The problem is that these churches are ardently anti-gay when homosexuality isn't any greater sin than any other. Again, you're defending these guys with a congregation you're familiar with. Don't do that. They're not the same. It's true that they're concerned with other sins as well. None of us would say otherwise.

But it's also true that if a member gets divorced, he's not kicked out by default. The specific action of this association is to kick out homosexuals and churches that accept them. You make an argument that a person can't actively live in sin and expect the church to accept them without repentance. But defining sinful behavior is an issue here. It used to be, and still is in some churches, that rock and roll was regarded as sinful. My dad wouldn't listen to anything but gospel music. I remember reading a little comic-book tract that talked about the link between rock and satanism. And yet at Ted Haggard's church, they had a Christian "rock" band play for services. True, it's rock-lite, but so is Elvis by today's standards and you don't still see people smashing his records.

The point is, homosexuality, whatever scripture you may point out, is defined to be a sin by the church. And if certain churches or denominations don't define it as a sin, well, that's why they have separate churches.

You have to consider why this issue is treated differently, and what such treatment's implications are. Not that I'm comparing any other church with this one, but let's just take Fred Phelp's Westboro Baptist Church. These are people who want every gay to die. Now, abortion is treated just as fervently by many other churches, but what other single issue is? Equal weight is not given to pre-marital sex, nor divorce, nor drug use, nor just about anything else.

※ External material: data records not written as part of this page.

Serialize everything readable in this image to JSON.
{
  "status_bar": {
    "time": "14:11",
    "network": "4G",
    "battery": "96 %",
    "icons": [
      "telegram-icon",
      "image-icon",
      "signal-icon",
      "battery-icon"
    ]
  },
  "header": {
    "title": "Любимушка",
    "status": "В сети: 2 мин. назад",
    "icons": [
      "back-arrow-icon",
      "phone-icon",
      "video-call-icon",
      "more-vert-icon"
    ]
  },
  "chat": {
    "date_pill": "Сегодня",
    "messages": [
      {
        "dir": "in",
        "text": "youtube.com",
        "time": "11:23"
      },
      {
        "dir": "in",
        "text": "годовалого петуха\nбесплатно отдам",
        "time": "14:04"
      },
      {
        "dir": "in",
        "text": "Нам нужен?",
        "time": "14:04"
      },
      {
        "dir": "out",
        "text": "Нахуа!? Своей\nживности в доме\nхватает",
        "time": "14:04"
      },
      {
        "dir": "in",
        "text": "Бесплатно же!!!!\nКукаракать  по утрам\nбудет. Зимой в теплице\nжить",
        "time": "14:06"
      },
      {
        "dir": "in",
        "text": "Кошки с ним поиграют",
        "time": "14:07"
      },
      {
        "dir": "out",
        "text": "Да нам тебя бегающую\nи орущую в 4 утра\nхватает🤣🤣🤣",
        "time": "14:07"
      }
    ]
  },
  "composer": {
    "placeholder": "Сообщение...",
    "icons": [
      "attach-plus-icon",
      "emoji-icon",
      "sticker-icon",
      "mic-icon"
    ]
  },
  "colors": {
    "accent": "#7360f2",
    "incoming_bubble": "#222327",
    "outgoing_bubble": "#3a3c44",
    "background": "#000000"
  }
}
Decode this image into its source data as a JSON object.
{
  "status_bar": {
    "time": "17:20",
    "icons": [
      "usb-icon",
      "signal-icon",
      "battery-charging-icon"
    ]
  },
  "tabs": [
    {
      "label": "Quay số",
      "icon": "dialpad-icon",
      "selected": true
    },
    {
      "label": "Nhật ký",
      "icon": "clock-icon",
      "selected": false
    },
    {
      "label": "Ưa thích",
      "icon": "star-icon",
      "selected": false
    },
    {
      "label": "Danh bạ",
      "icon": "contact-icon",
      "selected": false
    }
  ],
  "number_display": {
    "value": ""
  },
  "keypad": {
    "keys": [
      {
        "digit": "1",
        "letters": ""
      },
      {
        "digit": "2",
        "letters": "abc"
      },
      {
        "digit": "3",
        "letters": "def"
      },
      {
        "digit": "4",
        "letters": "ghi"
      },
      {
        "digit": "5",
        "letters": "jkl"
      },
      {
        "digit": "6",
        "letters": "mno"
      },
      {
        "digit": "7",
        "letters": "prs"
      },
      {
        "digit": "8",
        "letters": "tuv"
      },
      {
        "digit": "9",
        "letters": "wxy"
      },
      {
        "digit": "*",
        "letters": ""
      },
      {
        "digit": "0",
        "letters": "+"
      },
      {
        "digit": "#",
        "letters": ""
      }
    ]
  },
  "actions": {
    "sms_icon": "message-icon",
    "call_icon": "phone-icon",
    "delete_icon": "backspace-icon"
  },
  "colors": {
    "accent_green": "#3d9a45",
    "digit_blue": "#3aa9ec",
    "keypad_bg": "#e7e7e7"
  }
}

I don't think this is scriptural; this is a fanatical reaction on the part of the congregations. It's an outgrowth of homophobia that has nothing to do with scripture. And that's what needs to be addressed.

Fan Boy said...

What you're really talking about I believe at the root of this issue is the rise of militancy in the American church.

Militancy has its roots grounded in what our differences are and not what are similarities are. It states that we are being attacked by forces that wish to destroy us, our way of life, our beliefs, our God ultimately.

It is a very dangerous trend that has been developing, and it has been quietly growing strength for years but more recently it has socially become more aggressive with the radicals of Islam.

The problem with radicals is that for every radical group a counter group rises to the occassion to counter influence them. I am not saying it started today or on 9/11 it just found a focus, a heart, and a sympathetic ear that day.

Nationalism turns Christians Militant when blindly applied. They hate festering is going to continue to pour out until their is a national reconciliation offering that does not just pay in lip service but gives up its blood sacrificially. That will take some time.

Domestically since the average militant christian has no outward expression to their direct enemy, they put their energy into hot issues that are counter. This is why the movement has legs, is gainig followers, and rising in influence.

This is about hate and injustice, not love and patience. A patient church with loving members would look to God and not their own pettiness.

You're correct that churches don't kick people out for divorce anymore. The reason is because it is happening at an equal rate in churches for the first time.